Hear are some of the conceptions about the European session or London session:

1. London session crosses with the two other major trading session. London session is also the key financial center in Europe. A lot of forex transactions take place during this period. With this kind of situation, high liquidity and potential lower transaction costs are expected.

2. London trading session is considered to be the most volatile session due to the large amount of transactions that take place.

3. During the London session, most of the trends begin and continue until the New York session starts.

4. At lunch time, volatility tends to slow down during the middle of the London session because traders go on break while waiting for the New York session to start.

5. Trends can sometimes reverse at the end of the London session, as European traders may decide to lock in profits.

Which Pair Should You Trade during London Session?

During the London session, there is so much liquidity that any pair can be traded. This is due to the volume of transactions that take place.

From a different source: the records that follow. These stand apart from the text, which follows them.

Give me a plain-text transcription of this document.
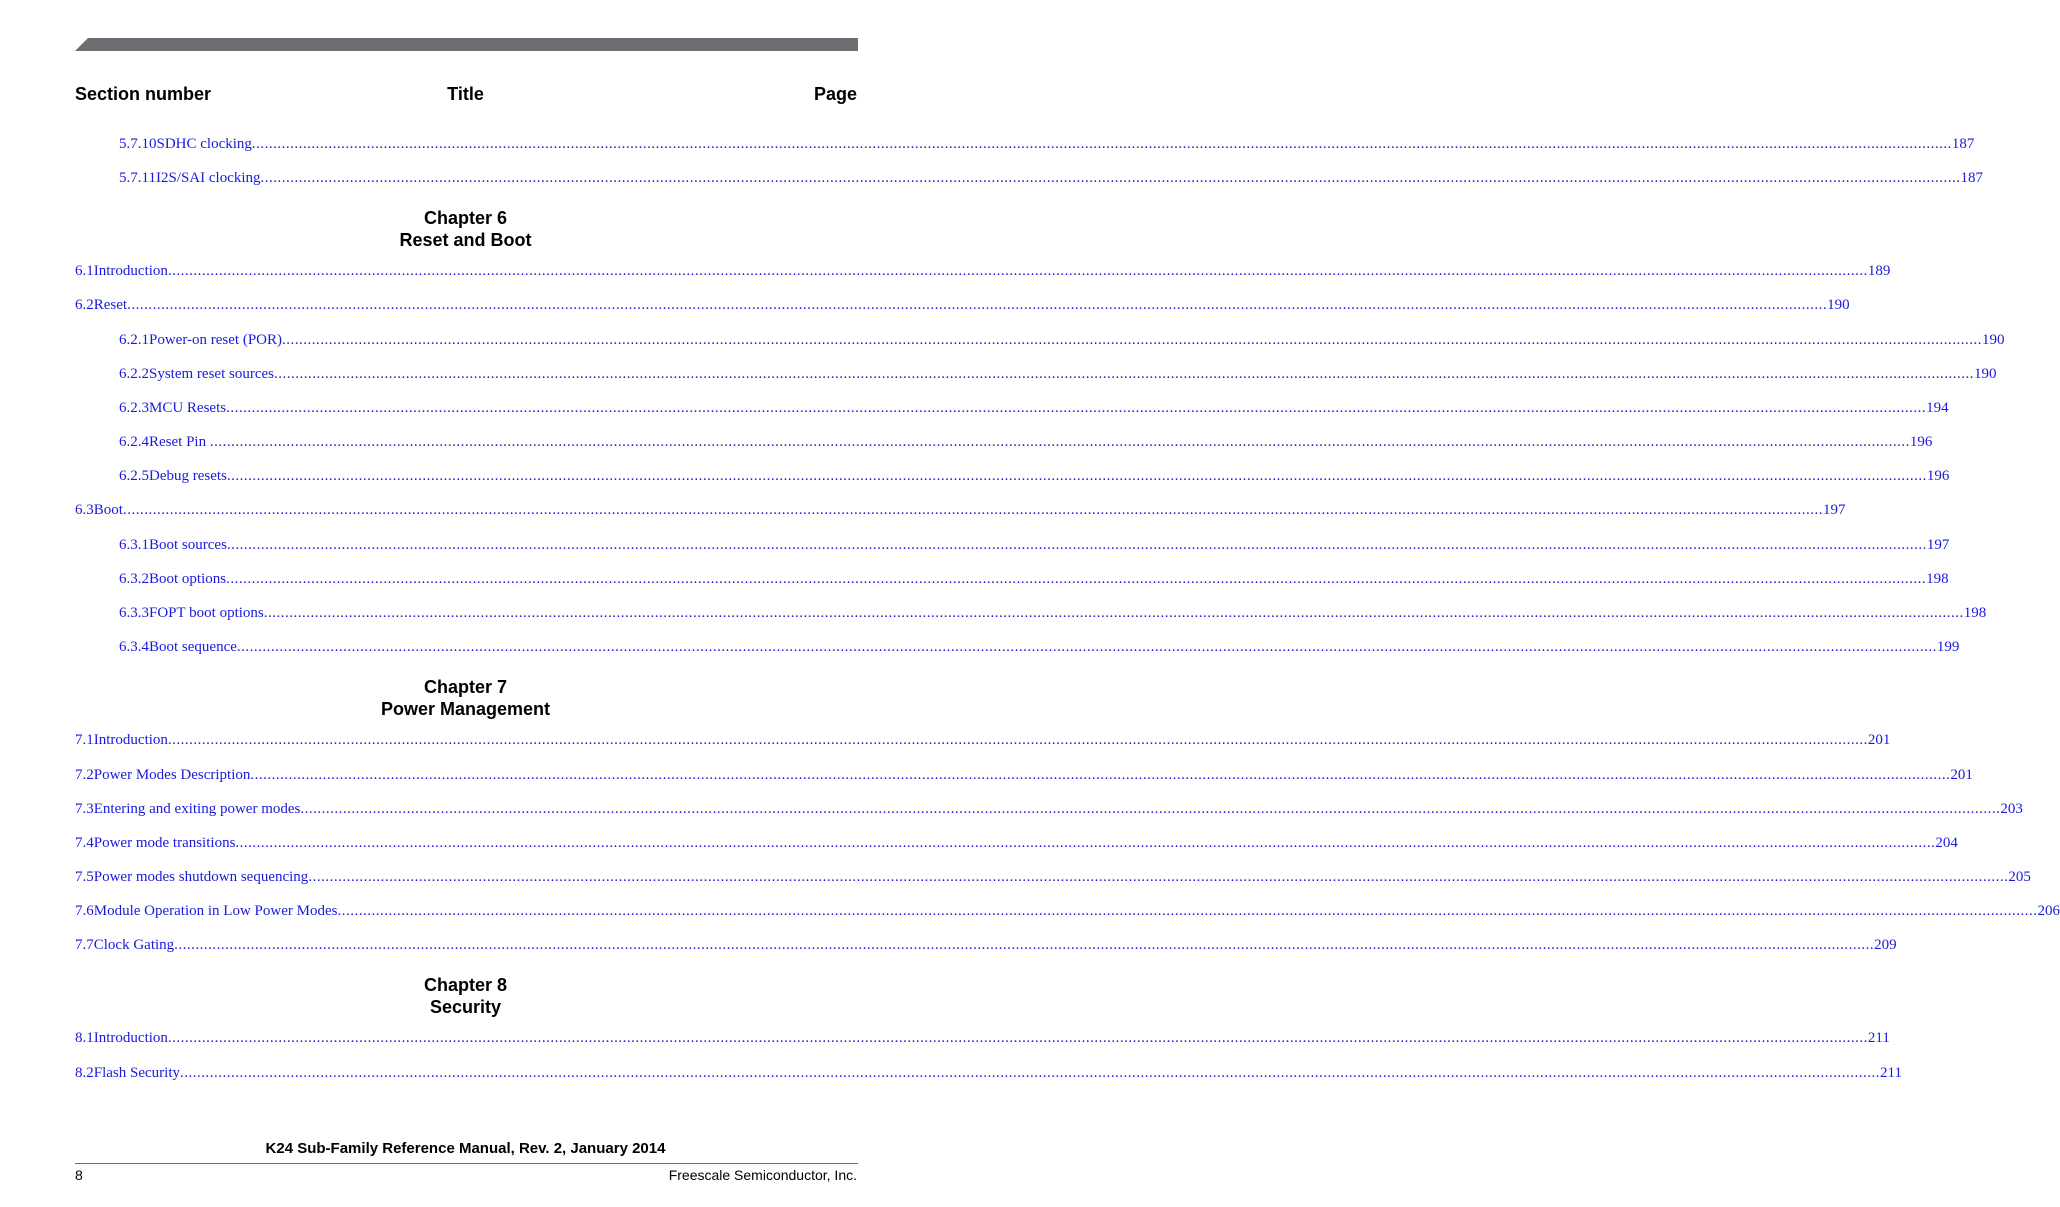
Section number	Title	Page
5.7.10 SDHC clocking ................................................................................................................................................................................................................................................................................................................................................................................................................ 187
5.7.11 I2S/SAI clocking ................................................................................................................................................................................................................................................................................................................................................................................................................ 187
Chapter 6
Reset and Boot
6.1 Introduction ................................................................................................................................................................................................................................................................................................................................................................................................................ 189
6.2 Reset ................................................................................................................................................................................................................................................................................................................................................................................................................ 190
6.2.1 Power-on reset (POR) ................................................................................................................................................................................................................................................................................................................................................................................................................ 190
6.2.2 System reset sources ................................................................................................................................................................................................................................................................................................................................................................................................................ 190
6.2.3 MCU Resets ................................................................................................................................................................................................................................................................................................................................................................................................................ 194
6.2.4 Reset Pin ................................................................................................................................................................................................................................................................................................................................................................................................................ 196
6.2.5 Debug resets ................................................................................................................................................................................................................................................................................................................................................................................................................ 196
6.3 Boot ................................................................................................................................................................................................................................................................................................................................................................................................................ 197
6.3.1 Boot sources ................................................................................................................................................................................................................................................................................................................................................................................................................ 197
6.3.2 Boot options ................................................................................................................................................................................................................................................................................................................................................................................................................ 198
6.3.3 FOPT boot options ................................................................................................................................................................................................................................................................................................................................................................................................................ 198
6.3.4 Boot sequence ................................................................................................................................................................................................................................................................................................................................................................................................................ 199
Chapter 7
Power Management
7.1 Introduction ................................................................................................................................................................................................................................................................................................................................................................................................................ 201
7.2 Power Modes Description ................................................................................................................................................................................................................................................................................................................................................................................................................ 201
7.3 Entering and exiting power modes ................................................................................................................................................................................................................................................................................................................................................................................................................ 203
7.4 Power mode transitions ................................................................................................................................................................................................................................................................................................................................................................................................................ 204
7.5 Power modes shutdown sequencing ................................................................................................................................................................................................................................................................................................................................................................................................................ 205
7.6 Module Operation in Low Power Modes ................................................................................................................................................................................................................................................................................................................................................................................................................ 206
7.7 Clock Gating ................................................................................................................................................................................................................................................................................................................................................................................................................ 209
Chapter 8
Security
8.1 Introduction ................................................................................................................................................................................................................................................................................................................................................................................................................ 211
8.2 Flash Security ................................................................................................................................................................................................................................................................................................................................................................................................................ 211
K24 Sub-Family Reference Manual, Rev. 2, January 2014
8	Freescale Semiconductor, Inc.
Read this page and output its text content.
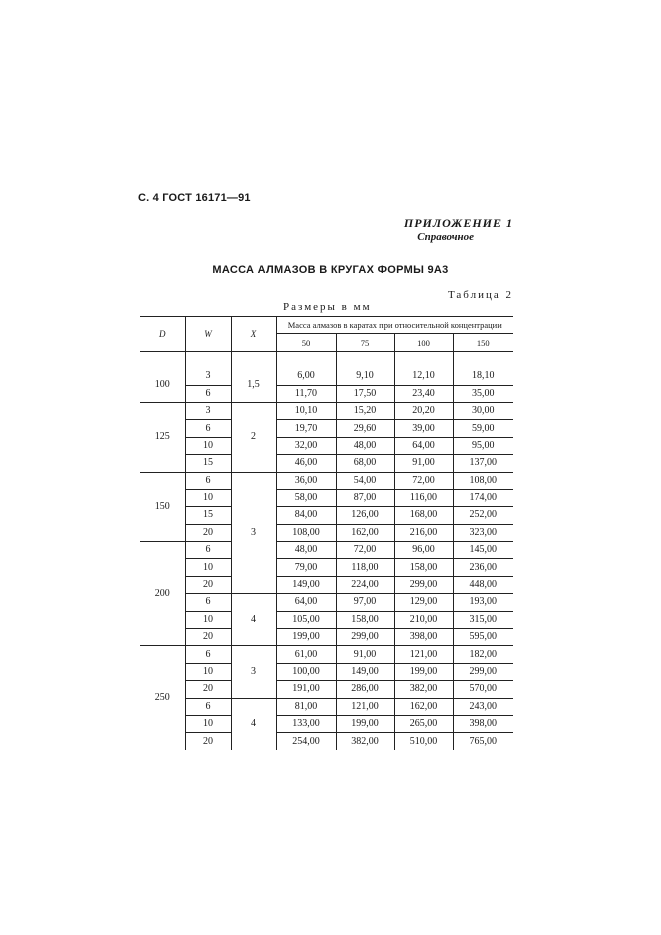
С. 4 ГОСТ 16171—91
ПРИЛОЖЕНИЕ 1
Справочное
МАССА АЛМАЗОВ В КРУГАХ ФОРМЫ 9А3
Таблица 2
Размеры в мм
D	W	X	Масса алмазов в каратах при относительной концентрации			
			50	75	100	150

100	3	1,5	6,00	9,10	12,10	18,10
	6		11,70	17,50	23,40	35,00
125	3	2	10,10	15,20	20,20	30,00
	6		19,70	29,60	39,00	59,00
	10		32,00	48,00	64,00	95,00
	15		46,00	68,00	91,00	137,00
150	6	3	36,00	54,00	72,00	108,00
	10		58,00	87,00	116,00	174,00
	15		84,00	126,00	168,00	252,00
	20		108,00	162,00	216,00	323,00
200	6		48,00	72,00	96,00	145,00
	10		79,00	118,00	158,00	236,00
	20		149,00	224,00	299,00	448,00
	6	4	64,00	97,00	129,00	193,00
	10		105,00	158,00	210,00	315,00
	20		199,00	299,00	398,00	595,00
250	6	3	61,00	91,00	121,00	182,00
	10		100,00	149,00	199,00	299,00
	20		191,00	286,00	382,00	570,00
	6	4	81,00	121,00	162,00	243,00
	10		133,00	199,00	265,00	398,00
	20		254,00	382,00	510,00	765,00
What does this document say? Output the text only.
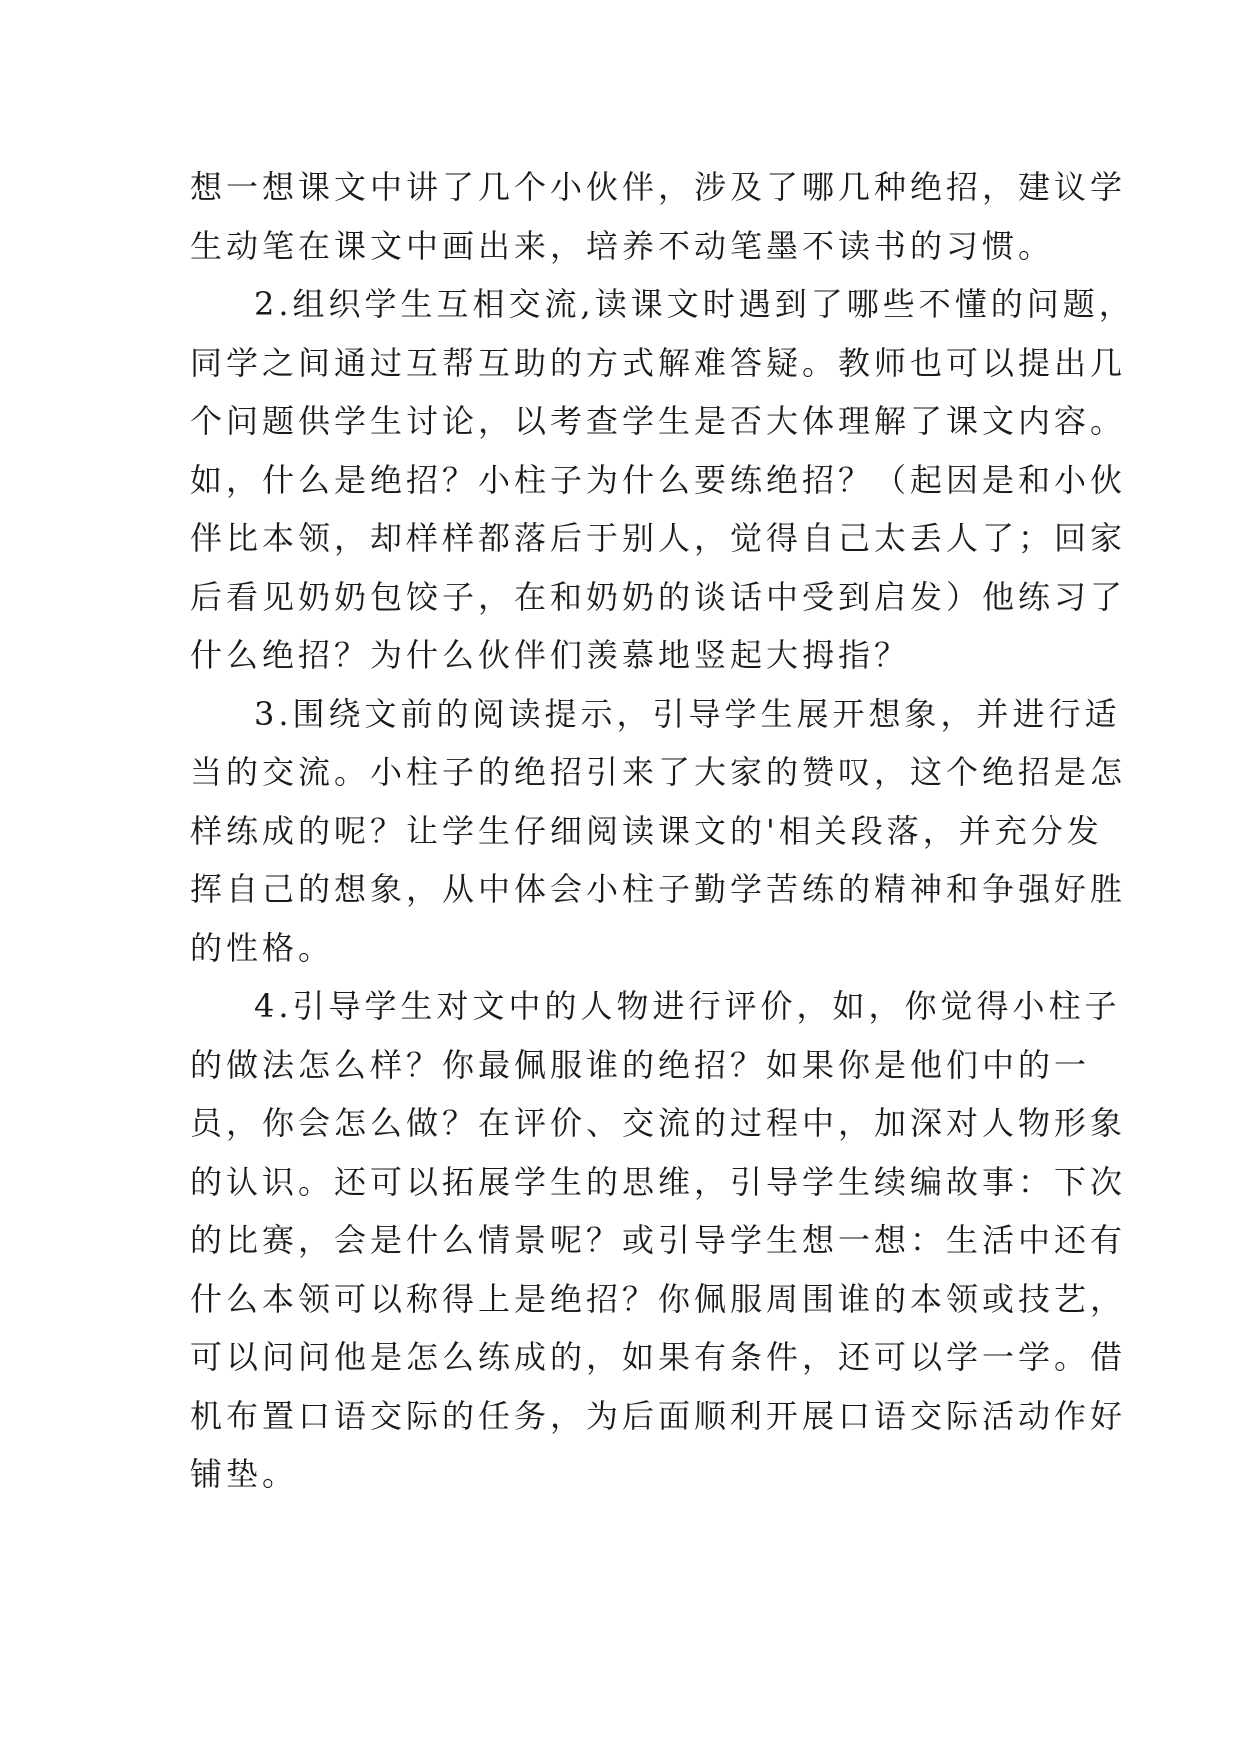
想一想课文中讲了几个小伙伴，涉及了哪几种绝招，建议学
生动笔在课文中画出来，培养不动笔墨不读书的习惯。
2.组织学生互相交流,读课文时遇到了哪些不懂的问题，
同学之间通过互帮互助的方式解难答疑。教师也可以提出几
个问题供学生讨论，以考查学生是否大体理解了课文内容。
如，什么是绝招？小柱子为什么要练绝招？（起因是和小伙
伴比本领，却样样都落后于别人，觉得自己太丢人了；回家
后看见奶奶包饺子，在和奶奶的谈话中受到启发）他练习了
什么绝招？为什么伙伴们羡慕地竖起大拇指？
3.围绕文前的阅读提示，引导学生展开想象，并进行适
当的交流。小柱子的绝招引来了大家的赞叹，这个绝招是怎
样练成的呢？让学生仔细阅读课文的'相关段落，并充分发
挥自己的想象，从中体会小柱子勤学苦练的精神和争强好胜
的性格。
4.引导学生对文中的人物进行评价，如，你觉得小柱子
的做法怎么样？你最佩服谁的绝招？如果你是他们中的一
员，你会怎么做？在评价、交流的过程中，加深对人物形象
的认识。还可以拓展学生的思维，引导学生续编故事：下次
的比赛，会是什么情景呢？或引导学生想一想：生活中还有
什么本领可以称得上是绝招？你佩服周围谁的本领或技艺，
可以问问他是怎么练成的，如果有条件，还可以学一学。借
机布置口语交际的任务，为后面顺利开展口语交际活动作好
铺垫。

It is best to stick with the major currency pairs such as EUR/USD, GBP/USD, USD/JPY, and USD/CHF. These currency pairs normally have the tightest spreads.

Also, it is these pairs that are normally directly influenced by any news reports that come out during the European session.

Yen crosses are also a good choice. These currency pairs EUR/JPY and GBP/JPY are pretty volatile during this time. However, you have to bear in mind that cross pairs may cause spreads to be a little wider.

That’s all about the London Session. It’s now time to learn the New York session.